My second attempt was to try and find some way to use the diagonalization argument , but again, if I block the numbers in either way as I stated above, I cannot reach a large set of numbers (either smaller than or bigger than zero).
So since this set extends $\mathbb{N}$ I assume its cardinality must be at least that. But I cannot find a bijection between $\mathbb{N}$ and $S$ or between $\mathbb{Q}$ and $S$.

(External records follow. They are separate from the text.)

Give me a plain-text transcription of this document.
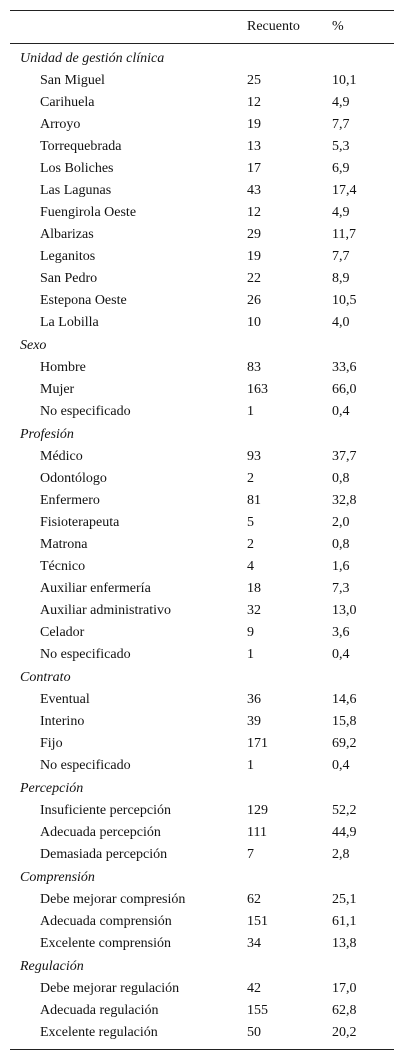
Recuento %
Unidad de gestión clínica
San Miguel	25	10,1
Carihuela	12	4,9
Arroyo	19	7,7
Torrequebrada	13	5,3
Los Boliches	17	6,9
Las Lagunas	43	17,4
Fuengirola Oeste	12	4,9
Albarizas	29	11,7
Leganitos	19	7,7
San Pedro	22	8,9
Estepona Oeste	26	10,5
La Lobilla	10	4,0
Sexo
Hombre	83	33,6
Mujer	163	66,0
No especificado	1	0,4
Profesión
Médico	93	37,7
Odontólogo	2	0,8
Enfermero	81	32,8
Fisioterapeuta	5	2,0
Matrona	2	0,8
Técnico	4	1,6
Auxiliar enfermería	18	7,3
Auxiliar administrativo	32	13,0
Celador	9	3,6
No especificado	1	0,4
Contrato
Eventual	36	14,6
Interino	39	15,8
Fijo	171	69,2
No especificado	1	0,4
Percepción
Insuficiente percepción	129	52,2
Adecuada percepción	111	44,9
Demasiada percepción	7	2,8
Comprensión
Debe mejorar compresión	62	25,1
Adecuada comprensión	151	61,1
Excelente comprensión	34	13,8
Regulación
Debe mejorar regulación	42	17,0
Adecuada regulación	155	62,8
Excelente regulación	50	20,2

EDIT, I don't think that i was clear that this was a set of sets. So things so the set $S$ would contain :
$$[1,1],[1,2],[1,3],\cdots [2,2],[2,3],[2,3],\cdots$$
If $a=b$, $S=\{a\}$, so its cardinality is $1$
If $a<b$, its cardinality is the same as the cardinality of $[0,1]$ since there is a linear function $f$ such that $f(a)=0$, $f(b)=1$. Now $\DeclareMathOperator\card{card}\card\,(0,1)=\card\mathbf R$, hence the $\card\,[0,1]\ge\card\mathbf R$. But as it is contained in $\mathbf R$, we also have $\card\,[0,1]\le\card\mathbf R$, whence $$\card\,[0,1]=\card\mathbf R.$$
Added: Answer to the updated question – the cardinality of $\;S=\{[a,b]\mid 0 <a\le b,\;a, b\in\mathbf N \}$. There's a injection $\begin{aligned}[t]S&\longrightarrow\mathbf N\times\mathbf N\\{}[a,b]&\longmapsto (a,b)\end{aligned},\;$ which is countable. Hence $S$ is at most countable. As it is infinite, it is countable.